Die 1960er Jahre gelten als das Ende des Kolonialzeitalters und der Herrschaft der Europäer über den afrikanischen Kontinent. Doch im krassen Gegensatz zum vorherrschenden Zeitgeist afrikanischer Emanzipation zwang Frankreich einen Großteil seiner afrikanischen Kolonien in ein Reglement, das als Francafrique Bekanntheit erlangt hat und grundsätzlich die Fortsetzung der französischen Herrschaft mit anderen Mitteln gewährleisten sollte. Selbstbestimmung war damit für die 12 französischen Kolonien, die sich diesem System unterordnen mussten, nur nominell, aber keine Unabhängigkeit im wirklichen Sinne des Wortes. Für diese Länder ging Kolonialismus lediglich in Neokolonialismus über.

Das System Francafrique existiert bis heute. Für 14 afrikanische Staaten bedeutet das u.a., dass ihre Geld- und Wirtschaftspolitik maßgeblich von Frankreich beeinflusst wird, dass sie mindestens 50% ihrer Währungsreserven in Frankreich deponieren mussten (erst 2019 revidiert), dass öffentliche Aufträge zunächst französischen Firmen angeboten werden müssen und dass Frankreich das Vorkaufsrecht auf alle Rohstoffe des jeweiligen Landes hat. Mit welchen Mitteln Frankreich bereit ist, diese Privilegien gegen afrikanische Selbstbestimmung zu verteidigen, lässt sich an der großen Zahl afrikanischer Reformer, die Attentaten oder Regierungsumstürzen zum Opfer fielen, ablesen (Manche Quellen sprechen von 22 Ermordungen afrikanischer Staatsoberhäupter). Das französische Militär hat seit 1960 über 50 Mal direkt in Afrika interveniert und über 4.000 französische Soldaten sind aktuell permanent in Afrika stationiert.

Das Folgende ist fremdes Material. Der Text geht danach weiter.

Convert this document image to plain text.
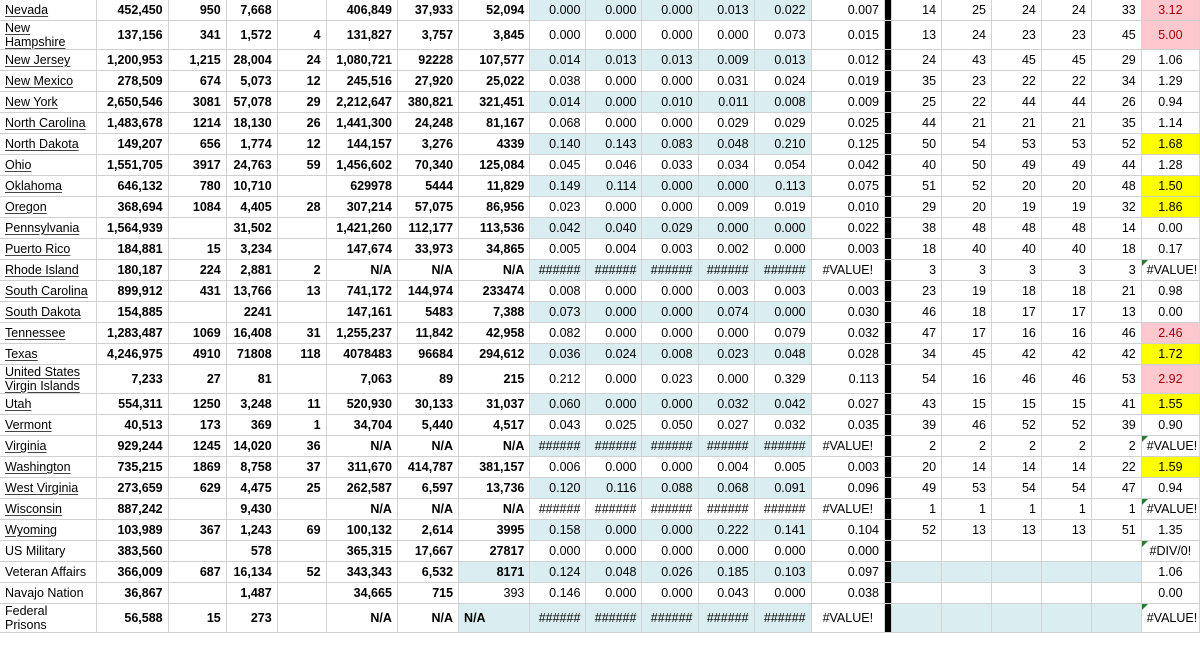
Nevada	452,450	950	7,668		406,849	37,933	52,094	0.000	0.000	0.000	0.013	0.022	0.007		14	25	24	24	33	3.12
New Hampshire	137,156	341	1,572	4	131,827	3,757	3,845	0.000	0.000	0.000	0.000	0.073	0.015		13	24	23	23	45	5.00
New Jersey	1,200,953	1,215	28,004	24	1,080,721	92228	107,577	0.014	0.013	0.013	0.009	0.013	0.012		24	43	45	45	29	1.06
New Mexico	278,509	674	5,073	12	245,516	27,920	25,022	0.038	0.000	0.000	0.031	0.024	0.019		35	23	22	22	34	1.29
New York	2,650,546	3081	57,078	29	2,212,647	380,821	321,451	0.014	0.000	0.010	0.011	0.008	0.009		25	22	44	44	26	0.94
North Carolina	1,483,678	1214	18,130	26	1,441,300	24,248	81,167	0.068	0.000	0.000	0.029	0.029	0.025		44	21	21	21	35	1.14
North Dakota	149,207	656	1,774	12	144,157	3,276	4339	0.140	0.143	0.083	0.048	0.210	0.125		50	54	53	53	52	1.68
Ohio	1,551,705	3917	24,763	59	1,456,602	70,340	125,084	0.045	0.046	0.033	0.034	0.054	0.042		40	50	49	49	44	1.28
Oklahoma	646,132	780	10,710		629978	5444	11,829	0.149	0.114	0.000	0.000	0.113	0.075		51	52	20	20	48	1.50
Oregon	368,694	1084	4,405	28	307,214	57,075	86,956	0.023	0.000	0.000	0.009	0.019	0.010		29	20	19	19	32	1.86
Pennsylvania	1,564,939		31,502		1,421,260	112,177	113,536	0.042	0.040	0.029	0.000	0.000	0.022		38	48	48	48	14	0.00
Puerto Rico	184,881	15	3,234		147,674	33,973	34,865	0.005	0.004	0.003	0.002	0.000	0.003		18	40	40	40	18	0.17
Rhode Island	180,187	224	2,881	2	N/A	N/A	N/A	######	######	######	######	######	#VALUE!		3	3	3	3	3	#VALUE!
South Carolina	899,912	431	13,766	13	741,172	144,974	233474	0.008	0.000	0.000	0.003	0.003	0.003		23	19	18	18	21	0.98
South Dakota	154,885		2241		147,161	5483	7,388	0.073	0.000	0.000	0.074	0.000	0.030		46	18	17	17	13	0.00
Tennessee	1,283,487	1069	16,408	31	1,255,237	11,842	42,958	0.082	0.000	0.000	0.000	0.079	0.032		47	17	16	16	46	2.46
Texas	4,246,975	4910	71808	118	4078483	96684	294,612	0.036	0.024	0.008	0.023	0.048	0.028		34	45	42	42	42	1.72
United States Virgin Islands	7,233	27	81		7,063	89	215	0.212	0.000	0.023	0.000	0.329	0.113		54	16	46	46	53	2.92
Utah	554,311	1250	3,248	11	520,930	30,133	31,037	0.060	0.000	0.000	0.032	0.042	0.027		43	15	15	15	41	1.55
Vermont	40,513	173	369	1	34,704	5,440	4,517	0.043	0.025	0.050	0.027	0.032	0.035		39	46	52	52	39	0.90
Virginia	929,244	1245	14,020	36	N/A	N/A	N/A	######	######	######	######	######	#VALUE!		2	2	2	2	2	#VALUE!
Washington	735,215	1869	8,758	37	311,670	414,787	381,157	0.006	0.000	0.000	0.004	0.005	0.003		20	14	14	14	22	1.59
West Virginia	273,659	629	4,475	25	262,587	6,597	13,736	0.120	0.116	0.088	0.068	0.091	0.096		49	53	54	54	47	0.94
Wisconsin	887,242		9,430		N/A	N/A	N/A	######	######	######	######	######	#VALUE!		1	1	1	1	1	#VALUE!
Wyoming	103,989	367	1,243	69	100,132	2,614	3995	0.158	0.000	0.000	0.222	0.141	0.104		52	13	13	13	51	1.35
US Military	383,560		578		365,315	17,667	27817	0.000	0.000	0.000	0.000	0.000	0.000							#DIV/0!
Veteran Affairs	366,009	687	16,134	52	343,343	6,532	8171	0.124	0.048	0.026	0.185	0.103	0.097							1.06
Navajo Nation	36,867		1,487		34,665	715	393	0.146	0.000	0.000	0.043	0.000	0.038							0.00
Federal Prisons	56,588	15	273		N/A	N/A	N/A	######	######	######	######	######	#VALUE!							#VALUE!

Dass Frankreichs Neokolonialismus, der günstige Zugang zu Rohstoffen und Aufträgen für französische Firmen, massive Vorteile für den französischen Staat hat, ist offenkundig. Für 14 afrikanische Länder bedeutet das Francafrique-System außer einer stabilen Währung aber eine stagnierende Wirtschaft, den Ausverkauf ihrer natürlichen Ressourcen, fehlende Auslandsinvestitionen, korrupte Eliten und politische Unruhen. Während Frankreich sich seinen internationalen Status und Einfluss erhält, fristen seine ehemaligen Kolonien eine permanente Existenz als Entwicklungsländer. In der Rangliste des Human Development Index der Vereinten Nationen rangieren 5 der Francafrique-Staaten unter den letzten 10.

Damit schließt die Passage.